Por ser influente na região amazônica, é
possível encontrar em Parintins alguns pratos típicos nordestinos nas festas
juninas e arraiais. Quem nunca provou o famoso baião de dois, mingau de
mungunzá, vatapá, paçoca, bolo de macaxeira, tapioquinha, quebra queixo,
cuscuz, canjica? Assim, é preciso levar em consideração que o povo parintinense
herdou muitos pratos dos arigós.
“Sou Amazonense e gosto muito da comida
nordestina, principalmente das comidas que são vendidas em festas juninas e nos
arraiais das festas dos Santos, no mês de junho. Em casa também faço comidas
que gosto como pamonha, tapioquinha e outros” - declara a parintinense Trindade
Soares, 42.
O trabalho na vida dos arigós
Os arigós valorizam muito o trabalho em
todas as suas dimensões. Para eles esse exercício social tem um valor
importante na construção de valores éticos e da dignidade pessoal. O trabalho é
colocado na vida dessas pessoas muito cedo, e isso é um legado passado de pai
pra filho. Isso é evidente na forma de administrar seus negócios e está presente
em suas vidas cotidianas com o jeito particular de convencimento e da relação
interpessoal que até hoje é comum, é aprendida na própria família.
Segundo Wenderson Alves, 26, descendente
de arigó diz que não têm medo de trabalhar e se adaptam em qualquer lugar,
devido as constantes viagens que faziam, e pelas dificuldades que enfrentavam
ao migrarem de uma cidade para outra, em busca por melhores condições de vida.

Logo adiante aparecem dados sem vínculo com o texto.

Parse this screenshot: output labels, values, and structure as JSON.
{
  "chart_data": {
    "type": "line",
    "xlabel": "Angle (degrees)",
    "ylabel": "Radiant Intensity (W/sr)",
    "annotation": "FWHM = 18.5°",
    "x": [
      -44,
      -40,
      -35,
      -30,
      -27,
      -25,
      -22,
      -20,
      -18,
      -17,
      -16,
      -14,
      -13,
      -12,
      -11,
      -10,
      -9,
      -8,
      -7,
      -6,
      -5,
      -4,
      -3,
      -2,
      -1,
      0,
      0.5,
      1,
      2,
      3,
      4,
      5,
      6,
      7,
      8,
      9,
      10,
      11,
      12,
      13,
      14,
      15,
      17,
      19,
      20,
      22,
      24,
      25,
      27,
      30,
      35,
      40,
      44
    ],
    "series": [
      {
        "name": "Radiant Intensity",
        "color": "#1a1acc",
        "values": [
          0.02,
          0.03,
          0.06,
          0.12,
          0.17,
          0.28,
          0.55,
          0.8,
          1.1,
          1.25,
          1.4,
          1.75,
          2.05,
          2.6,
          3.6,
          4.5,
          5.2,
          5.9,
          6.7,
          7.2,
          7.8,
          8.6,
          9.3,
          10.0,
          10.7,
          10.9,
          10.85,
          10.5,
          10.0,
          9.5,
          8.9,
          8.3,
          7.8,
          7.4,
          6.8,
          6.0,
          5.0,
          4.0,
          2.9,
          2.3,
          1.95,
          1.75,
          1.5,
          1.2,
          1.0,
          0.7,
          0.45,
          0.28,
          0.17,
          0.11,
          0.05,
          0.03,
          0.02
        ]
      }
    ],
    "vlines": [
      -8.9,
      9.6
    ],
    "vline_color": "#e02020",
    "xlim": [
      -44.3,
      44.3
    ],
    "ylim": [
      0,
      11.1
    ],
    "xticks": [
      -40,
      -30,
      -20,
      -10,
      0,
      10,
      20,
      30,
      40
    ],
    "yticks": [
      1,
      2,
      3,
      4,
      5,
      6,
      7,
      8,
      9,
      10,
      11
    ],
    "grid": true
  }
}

O trabalho para eles significa a conquista de espaço, dignidade e realização
financeira.
Isso se percebe na atuação de suas
funções como a de vendedor, cobrador e prestamista. Wenderson relatou que a
pior dificuldade enfrentada pela família foi ao chegar em Parintins, pois aconteceu
o estranhamento com cultura local e as demais manifestações que divergem de seus costumes. A diferença de clima e as
condições de solo inapropriadas para alguns produtos trazidos do Maranhão
dificultaram a forma de trabalhar, pois a família vivia da agricultura. O
comercio apareceu na vida da família como outro meio de sobrevivência. Hoje
segundo ele a família tem uma condição de vida suficiente para sobreviver, e
não pensam em sair de Parintins.
Na sua cidade Natal vão somente para
visitar seus parentes e matar a saudade de amigos que deixaram para traz. Como
em outras culturas e sociedades distintas, os arigós possuem um laço afetivo
muito forte. A família é muito importante na vida dessas pessoas, o seu papel é
configurado até na hora da distribuição das funções de trabalho. Uma característica bem peculiar nessas
pessoas é a capacidade de adaptação, a interação e a luta para conseguir seus
objetivos dando prioridade para o não desperdício.
A
mulher arigó
As
mulheres destes nordestinos ainda mantém certa submissão aos mandos e desmandos
do marido, muitas deixaram seus familiares para acompanhar seus esposos para
diversas localidades do país. Benedita Maria, 62, trabalhava como professora em
Massapé, e deixou a cidade para seguir viagem com o marido. Ao chegar a
Parintins com o Francisco Justos, 67, parou de trabalhar para cuidar do lar.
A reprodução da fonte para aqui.